Letting It Take Over
“It is very edifying and profitable to create a world out of one’s brain and people it with inhabitants… By conversing daily with such beings and accustoming your eyes to their glaring attire and fantastic features — you acquire a tone of mind admirably calculated to enable you to cut a respectable figure in practical life.”
– Charlotte Brontë
Playing At The World, Jon Peterson‘s masterful account of the origins of D&D, has thoroughly lodged itself into the OSR community. Instead of debating and arguing about various points of obscure D&D history the way they used to, everyone appears to me to be hunkered down and working on ingesting this giant and detail-packed tome – like a snake slowly digesting a meal. It will be fascinating to see what happens when the people in the OSR community come up for air and begin discussing the book’s enormous and far-ranging contents.

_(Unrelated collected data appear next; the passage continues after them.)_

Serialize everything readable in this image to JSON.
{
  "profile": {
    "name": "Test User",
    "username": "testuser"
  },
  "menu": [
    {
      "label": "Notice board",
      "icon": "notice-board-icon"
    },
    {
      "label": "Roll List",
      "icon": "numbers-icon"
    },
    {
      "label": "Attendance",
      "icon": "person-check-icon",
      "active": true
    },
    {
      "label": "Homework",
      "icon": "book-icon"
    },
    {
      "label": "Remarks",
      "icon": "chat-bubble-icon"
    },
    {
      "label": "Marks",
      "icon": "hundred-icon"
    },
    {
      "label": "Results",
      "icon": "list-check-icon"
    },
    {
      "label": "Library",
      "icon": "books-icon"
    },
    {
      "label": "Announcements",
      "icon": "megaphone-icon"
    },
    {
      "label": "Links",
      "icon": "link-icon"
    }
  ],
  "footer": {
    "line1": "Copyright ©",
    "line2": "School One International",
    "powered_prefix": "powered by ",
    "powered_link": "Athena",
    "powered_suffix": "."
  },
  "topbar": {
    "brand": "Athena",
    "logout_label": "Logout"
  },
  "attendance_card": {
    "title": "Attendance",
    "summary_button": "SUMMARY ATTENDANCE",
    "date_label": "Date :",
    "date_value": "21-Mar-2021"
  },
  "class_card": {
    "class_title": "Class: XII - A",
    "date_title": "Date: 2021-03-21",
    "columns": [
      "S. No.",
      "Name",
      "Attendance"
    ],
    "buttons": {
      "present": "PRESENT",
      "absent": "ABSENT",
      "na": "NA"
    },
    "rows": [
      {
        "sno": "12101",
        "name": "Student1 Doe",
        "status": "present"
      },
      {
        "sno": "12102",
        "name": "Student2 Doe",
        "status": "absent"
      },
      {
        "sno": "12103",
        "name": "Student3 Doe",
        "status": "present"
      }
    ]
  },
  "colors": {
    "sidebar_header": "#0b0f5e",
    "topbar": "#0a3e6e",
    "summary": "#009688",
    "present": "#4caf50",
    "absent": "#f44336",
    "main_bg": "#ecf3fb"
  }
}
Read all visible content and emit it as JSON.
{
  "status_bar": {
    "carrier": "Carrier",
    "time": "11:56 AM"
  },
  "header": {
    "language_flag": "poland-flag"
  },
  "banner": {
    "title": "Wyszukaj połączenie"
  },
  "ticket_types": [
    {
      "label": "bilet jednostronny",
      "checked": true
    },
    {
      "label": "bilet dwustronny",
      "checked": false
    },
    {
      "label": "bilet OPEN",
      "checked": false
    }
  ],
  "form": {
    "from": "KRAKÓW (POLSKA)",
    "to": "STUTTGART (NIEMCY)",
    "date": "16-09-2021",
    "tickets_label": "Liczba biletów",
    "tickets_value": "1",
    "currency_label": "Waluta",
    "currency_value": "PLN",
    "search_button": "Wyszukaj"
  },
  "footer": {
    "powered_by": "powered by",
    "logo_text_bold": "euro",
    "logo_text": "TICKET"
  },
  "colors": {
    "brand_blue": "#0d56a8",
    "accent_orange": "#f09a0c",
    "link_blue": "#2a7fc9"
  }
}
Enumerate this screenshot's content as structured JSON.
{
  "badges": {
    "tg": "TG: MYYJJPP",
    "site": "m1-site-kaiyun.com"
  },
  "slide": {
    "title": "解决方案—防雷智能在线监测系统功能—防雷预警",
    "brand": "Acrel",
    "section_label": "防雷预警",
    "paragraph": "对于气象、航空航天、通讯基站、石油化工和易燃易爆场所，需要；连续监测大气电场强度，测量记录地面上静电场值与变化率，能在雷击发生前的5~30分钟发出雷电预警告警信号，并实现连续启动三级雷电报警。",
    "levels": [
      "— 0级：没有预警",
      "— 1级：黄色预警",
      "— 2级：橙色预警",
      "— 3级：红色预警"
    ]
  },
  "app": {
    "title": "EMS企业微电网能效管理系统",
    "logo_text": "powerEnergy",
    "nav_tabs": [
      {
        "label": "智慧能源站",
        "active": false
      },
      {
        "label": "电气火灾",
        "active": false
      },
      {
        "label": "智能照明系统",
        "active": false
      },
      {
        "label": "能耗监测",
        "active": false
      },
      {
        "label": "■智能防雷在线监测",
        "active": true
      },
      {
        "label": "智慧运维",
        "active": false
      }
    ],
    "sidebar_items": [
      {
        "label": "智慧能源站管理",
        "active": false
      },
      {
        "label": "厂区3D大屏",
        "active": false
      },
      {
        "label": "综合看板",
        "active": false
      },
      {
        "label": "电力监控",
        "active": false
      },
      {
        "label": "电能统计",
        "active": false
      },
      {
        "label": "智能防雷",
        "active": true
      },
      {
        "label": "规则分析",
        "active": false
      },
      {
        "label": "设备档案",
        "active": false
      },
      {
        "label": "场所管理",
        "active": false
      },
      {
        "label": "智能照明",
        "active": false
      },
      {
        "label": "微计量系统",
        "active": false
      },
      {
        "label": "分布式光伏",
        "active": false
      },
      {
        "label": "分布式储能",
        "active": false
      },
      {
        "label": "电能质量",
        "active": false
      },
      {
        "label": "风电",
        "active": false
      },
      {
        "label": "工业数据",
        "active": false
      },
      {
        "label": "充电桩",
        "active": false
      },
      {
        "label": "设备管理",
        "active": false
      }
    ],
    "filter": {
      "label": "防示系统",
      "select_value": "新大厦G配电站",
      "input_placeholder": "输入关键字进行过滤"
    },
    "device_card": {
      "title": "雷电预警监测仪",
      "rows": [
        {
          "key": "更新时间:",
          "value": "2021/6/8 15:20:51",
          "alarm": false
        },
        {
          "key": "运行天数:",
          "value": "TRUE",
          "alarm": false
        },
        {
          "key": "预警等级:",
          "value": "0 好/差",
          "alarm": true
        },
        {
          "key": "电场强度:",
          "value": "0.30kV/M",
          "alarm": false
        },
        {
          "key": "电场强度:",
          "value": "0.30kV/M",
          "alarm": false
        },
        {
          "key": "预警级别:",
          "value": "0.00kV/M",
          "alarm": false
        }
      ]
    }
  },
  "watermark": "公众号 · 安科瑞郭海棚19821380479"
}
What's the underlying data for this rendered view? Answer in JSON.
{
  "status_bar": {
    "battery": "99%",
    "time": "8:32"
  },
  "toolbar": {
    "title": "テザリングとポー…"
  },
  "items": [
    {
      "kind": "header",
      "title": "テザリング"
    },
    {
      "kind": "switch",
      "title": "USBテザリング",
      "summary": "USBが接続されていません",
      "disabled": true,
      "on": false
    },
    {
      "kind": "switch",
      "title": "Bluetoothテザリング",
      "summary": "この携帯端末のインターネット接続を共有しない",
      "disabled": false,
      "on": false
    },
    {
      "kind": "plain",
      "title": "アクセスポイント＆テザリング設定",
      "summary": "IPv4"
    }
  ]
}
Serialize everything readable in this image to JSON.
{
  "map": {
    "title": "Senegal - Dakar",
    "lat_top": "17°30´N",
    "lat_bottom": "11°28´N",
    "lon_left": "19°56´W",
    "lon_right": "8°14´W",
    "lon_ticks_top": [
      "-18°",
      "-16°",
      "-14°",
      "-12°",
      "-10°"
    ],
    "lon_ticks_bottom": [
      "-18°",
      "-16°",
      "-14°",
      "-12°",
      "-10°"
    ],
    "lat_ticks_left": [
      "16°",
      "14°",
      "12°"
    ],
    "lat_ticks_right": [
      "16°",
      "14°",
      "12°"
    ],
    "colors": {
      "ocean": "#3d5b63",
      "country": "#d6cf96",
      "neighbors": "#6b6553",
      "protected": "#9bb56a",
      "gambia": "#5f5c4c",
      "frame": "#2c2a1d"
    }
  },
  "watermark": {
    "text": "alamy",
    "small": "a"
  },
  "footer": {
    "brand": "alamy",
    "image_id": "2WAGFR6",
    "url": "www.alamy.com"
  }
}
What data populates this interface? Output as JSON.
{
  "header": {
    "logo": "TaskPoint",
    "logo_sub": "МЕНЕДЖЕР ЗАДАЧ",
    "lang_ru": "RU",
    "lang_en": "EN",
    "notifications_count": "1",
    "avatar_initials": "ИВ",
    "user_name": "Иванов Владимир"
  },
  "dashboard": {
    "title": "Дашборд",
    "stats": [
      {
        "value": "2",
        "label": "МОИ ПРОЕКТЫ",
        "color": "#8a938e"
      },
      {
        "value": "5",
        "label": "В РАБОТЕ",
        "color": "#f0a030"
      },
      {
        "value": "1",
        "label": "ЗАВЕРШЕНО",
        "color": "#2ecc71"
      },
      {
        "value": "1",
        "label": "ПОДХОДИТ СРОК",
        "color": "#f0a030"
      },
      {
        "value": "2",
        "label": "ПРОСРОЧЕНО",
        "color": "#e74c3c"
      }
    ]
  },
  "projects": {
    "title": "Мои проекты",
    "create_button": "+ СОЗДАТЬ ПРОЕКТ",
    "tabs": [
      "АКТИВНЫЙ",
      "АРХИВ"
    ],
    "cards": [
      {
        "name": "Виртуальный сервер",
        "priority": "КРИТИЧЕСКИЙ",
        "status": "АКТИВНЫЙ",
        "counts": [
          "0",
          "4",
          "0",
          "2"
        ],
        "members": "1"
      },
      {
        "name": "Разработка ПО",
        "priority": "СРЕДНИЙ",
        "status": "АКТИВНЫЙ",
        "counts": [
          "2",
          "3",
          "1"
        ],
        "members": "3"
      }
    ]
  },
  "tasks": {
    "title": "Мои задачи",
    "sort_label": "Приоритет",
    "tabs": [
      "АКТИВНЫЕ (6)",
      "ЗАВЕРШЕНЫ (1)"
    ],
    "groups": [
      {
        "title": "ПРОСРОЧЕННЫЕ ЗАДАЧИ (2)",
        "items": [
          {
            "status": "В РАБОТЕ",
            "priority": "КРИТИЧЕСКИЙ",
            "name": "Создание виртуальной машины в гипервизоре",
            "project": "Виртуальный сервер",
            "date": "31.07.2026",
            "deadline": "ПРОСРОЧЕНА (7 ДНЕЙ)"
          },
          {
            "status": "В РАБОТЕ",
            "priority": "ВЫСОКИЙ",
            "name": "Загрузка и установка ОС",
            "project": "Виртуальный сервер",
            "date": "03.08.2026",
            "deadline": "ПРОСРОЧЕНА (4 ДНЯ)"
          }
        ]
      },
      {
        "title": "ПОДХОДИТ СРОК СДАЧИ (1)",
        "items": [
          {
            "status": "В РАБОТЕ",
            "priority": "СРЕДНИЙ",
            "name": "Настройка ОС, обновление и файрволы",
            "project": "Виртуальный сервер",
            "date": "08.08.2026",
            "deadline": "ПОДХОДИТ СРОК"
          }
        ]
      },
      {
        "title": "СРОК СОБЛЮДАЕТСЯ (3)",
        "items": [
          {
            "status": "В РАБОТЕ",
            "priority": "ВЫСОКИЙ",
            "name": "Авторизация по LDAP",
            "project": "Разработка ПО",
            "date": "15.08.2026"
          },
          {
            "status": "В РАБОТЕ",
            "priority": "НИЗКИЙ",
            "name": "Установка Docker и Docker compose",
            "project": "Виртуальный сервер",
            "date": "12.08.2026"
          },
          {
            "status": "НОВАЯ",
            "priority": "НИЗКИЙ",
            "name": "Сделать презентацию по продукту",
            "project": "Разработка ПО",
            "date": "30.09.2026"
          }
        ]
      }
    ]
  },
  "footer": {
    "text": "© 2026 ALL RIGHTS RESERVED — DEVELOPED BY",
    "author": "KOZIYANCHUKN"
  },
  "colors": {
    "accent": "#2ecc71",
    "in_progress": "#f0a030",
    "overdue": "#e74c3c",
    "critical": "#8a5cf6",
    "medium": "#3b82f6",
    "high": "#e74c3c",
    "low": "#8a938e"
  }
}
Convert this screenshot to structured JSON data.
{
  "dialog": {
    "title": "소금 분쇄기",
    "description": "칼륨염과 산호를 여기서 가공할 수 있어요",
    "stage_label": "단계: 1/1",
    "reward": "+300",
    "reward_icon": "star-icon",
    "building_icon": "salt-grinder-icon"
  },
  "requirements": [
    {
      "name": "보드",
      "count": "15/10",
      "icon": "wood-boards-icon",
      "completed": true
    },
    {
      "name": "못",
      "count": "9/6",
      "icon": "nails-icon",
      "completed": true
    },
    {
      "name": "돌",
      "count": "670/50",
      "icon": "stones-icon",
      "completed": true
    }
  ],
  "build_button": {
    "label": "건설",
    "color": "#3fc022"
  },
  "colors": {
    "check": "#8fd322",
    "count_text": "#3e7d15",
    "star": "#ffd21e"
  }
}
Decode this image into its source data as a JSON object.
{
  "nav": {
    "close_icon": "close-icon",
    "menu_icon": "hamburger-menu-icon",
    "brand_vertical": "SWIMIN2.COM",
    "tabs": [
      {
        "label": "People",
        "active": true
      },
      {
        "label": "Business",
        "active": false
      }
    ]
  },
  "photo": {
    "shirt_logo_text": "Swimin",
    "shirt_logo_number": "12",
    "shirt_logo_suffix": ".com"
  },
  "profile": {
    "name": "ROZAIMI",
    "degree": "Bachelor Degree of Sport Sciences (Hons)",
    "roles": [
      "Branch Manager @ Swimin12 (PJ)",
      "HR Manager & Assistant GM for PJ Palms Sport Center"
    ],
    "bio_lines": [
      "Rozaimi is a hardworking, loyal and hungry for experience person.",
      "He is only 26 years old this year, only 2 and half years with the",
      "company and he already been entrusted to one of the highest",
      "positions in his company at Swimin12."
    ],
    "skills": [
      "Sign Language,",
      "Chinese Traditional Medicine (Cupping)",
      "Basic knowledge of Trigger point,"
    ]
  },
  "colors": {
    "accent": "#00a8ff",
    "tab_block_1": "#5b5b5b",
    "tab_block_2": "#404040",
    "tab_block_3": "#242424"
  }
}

I was struck by Peterson’s coverage of the history of shared and imaginary worlds – an obviously necessary aspect of the origins of D&D. He discusses the Brontë family’s “let’s pretend” world, which they all sort of got stuck in, as well as the late ’50s, early ’60 LA science fiction fan universe of “Coventry.” This was another shared, imaginary world, with a convoluted science fiction premise, that grew out of children’s games played in a neighborhood in Pasadena… and then got “out of control.” People created a fictional realm, included others in it, and then appeared to fall further and further into this world – even to the point of walking around wearing costumes based on their characters all the time.
“I sometimes go to my own little world, but that’s okay, they know me there.”
– Joel Hodgson
I wonder how many of us have experiences that touch on this kind of phenomena. When I was a kid, a friend of mine and I invented countries that we used in games with our G.I. Joe toys – and even drew maps of them. At a certain point, however, we stopped. It never became anything I would say we were obsessed with or dependent on. When I was in the 8th grade, and starting to play D&D, some friends began playing a kind of real life version of a “spaceship” game that some of us soon sensed was getting “out of hand” – and we shut it down. Those who were creating a problem by being too invested in the game were, unsurprisingly, the most socially isolated and immature. There is, I suspect, a kind of moment of immersion into the imaginary that becomes intoxicating for some people and they get carried away with it. It can look crazy, or merely eccentric (to the more forgiving) to others, but this kind of outside disapproval isn’t sufficient to stop the spiral for some. The power of the imagination proves greater than their doubts or sense of shame. I often wonder how many people there are out there who are lost in their own little worlds like this.
“Even if you have no intention to ‘do magic’ when you play D&D, you are immersing yourself in an alien, magic worldview which can gradually change the way you think about life and spiritual matters.”
In college, a friend told me about a D&D game that got out of control this way. His High School friends had began believing in the imaginary world that one of them had created for the game and started insisting that it was all “real.” They combined occult work – astral projection, seances, group ritual – to “access” this world and mixed occult ceremonies with the “experience points” system of D&D; the leaders of the little teenage cult awarding points to people in it so they could “level up” and advance in the group’s hierarchy. D&D people tend to bristle at the suggestion that playing the game is any way an “occult” practice, but I am sure that this was far from the only case of such “bleed over.” Perhaps the people who experienced it are too embarrassed now to recount it.
Is the imagination dangerous? My mother once told me about an account she had read of two little kids that lived near a woods. They started making up creatures that lived there and soon became too terrified to leave their homes – much to the worry and consternation of their parents. I can see a continuum between this phenomena and Charlotte Brontë struggling to escape from the imaginary world that she and her siblings had created. Is it possible to take D&D too seriously and suffer like this? There are, I am sure, more stories out there of people this has happened to. The Brontë problem can’t be all that rare.
Of course, Heavenly Creatures is about just this sort of thing… shared fantasy getting out of hand and spilling over with real-world consequences. No D&D involved.